Charge Transport in Water-NaCl Electrolytes with Molecular Dynamics Simulations

A systematic description of microscopic mechanisms is necessary to understand mass transport in solid and liquid electrolytes. From Molecular Dynamics (MD) simulations, transport properties can be computed and provide a detailed view of the molecular and ionic motions. In this work, ionic conductivity and transport numbers in electrolyte systems are computed from equilibrium and nonequilibrium MD simulations. Results from the two methods are compared with experimental results, and we discuss the significance of the frame of reference when determining and comparing transport numbers. Two ways of computing ionic conductivity from equilibrium simulations are presented: the Nernst-Einstein approximation or the Onsager coefficients. The Onsager coefficients take ionic correlations into account and are found to be more suitable for concentrated electrolytes.

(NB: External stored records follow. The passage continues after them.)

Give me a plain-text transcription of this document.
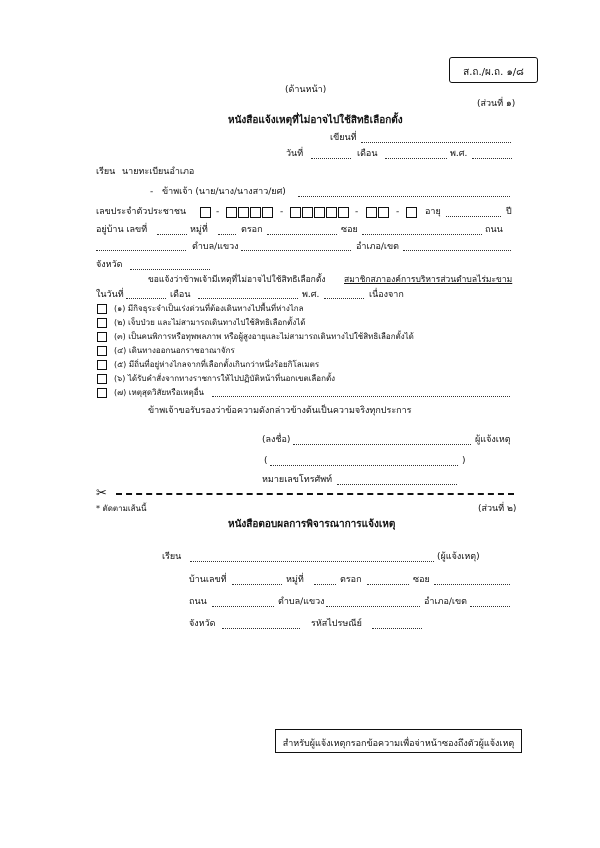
ส.ถ./ผ.ถ. ๑/๘
(ด้านหน้า)
(ส่วนที่ ๑)
หนังสือแจ้งเหตุที่ไม่อาจไปใช้สิทธิเลือกตั้ง
เขียนที่
วันที่	เดือน	พ.ศ.
เรียน นายทะเบียนอำเภอ
- ข้าพเจ้า (นาย/นาง/นางสาว/ยศ)
เลขประจำตัวประชาชน	-	-	-	-	อายุ	ปี
อยู่บ้าน เลขที่	หมู่ที่	ตรอก	ซอย	ถนน
ตำบล/แขวง	อำเภอ/เขต
จังหวัด
ขอแจ้งว่าข้าพเจ้ามีเหตุที่ไม่อาจไปใช้สิทธิเลือกตั้ง สมาชิกสภาองค์การบริหารส่วนตำบลไร่มะขาม
ในวันที่	เดือน	พ.ศ.	เนื่องจาก
(๑) มีกิจธุระจำเป็นเร่งด่วนที่ต้องเดินทางไปพื้นที่ห่างไกล
(๒) เจ็บป่วย และไม่สามารถเดินทางไปใช้สิทธิเลือกตั้งได้
(๓) เป็นคนพิการหรือทุพพลภาพ หรือผู้สูงอายุและไม่สามารถเดินทางไปใช้สิทธิเลือกตั้งได้
(๔) เดินทางออกนอกราชอาณาจักร
(๕) มีถิ่นที่อยู่ห่างไกลจากที่เลือกตั้งเกินกว่าหนึ่งร้อยกิโลเมตร
(๖) ได้รับคำสั่งจากทางราชการให้ไปปฏิบัติหน้าที่นอกเขตเลือกตั้ง
(๗) เหตุสุดวิสัยหรือเหตุอื่น
ข้าพเจ้าขอรับรองว่าข้อความดังกล่าวข้างต้นเป็นความจริงทุกประการ
(ลงชื่อ)	ผู้แจ้งเหตุ
(	)
หมายเลขโทรศัพท์
✂
* ตัดตามเส้นนี้	(ส่วนที่ ๒)
หนังสือตอบผลการพิจารณาการแจ้งเหตุ
เรียน	(ผู้แจ้งเหตุ)
บ้านเลขที่	หมู่ที่	ตรอก	ซอย
ถนน	ตำบล/แขวง	อำเภอ/เขต
จังหวัด	รหัสไปรษณีย์
สำหรับผู้แจ้งเหตุกรอกข้อความเพื่อจ่าหน้าซองถึงตัวผู้แจ้งเหตุ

Main features and differences between equilibrium and nonequilibrium simulations are discussed, and some potential anomalies and critical pitfalls of using nonequilibrium molecular dynamics to determine transport properties are highlighted.

Automated summary

In this study, ionic conductivity and transport numbers in electrolyte systems are calculated using Molecular Dynamics (MD) simulations and compared with experimental results. The significance of the frame of reference is discussed when determining and comparing transport numbers. Two methods of computing ionic conductivity from equilibrium simulations are presented: the Nernst-Einstein approximation or the Onsager coefficients. The main features and differences between equilibrium and nonequilibrium simulations are discussed, and potential anomalies and critical pitfalls of using nonequilibrium molecular dynamics to determine transport properties are highlighted.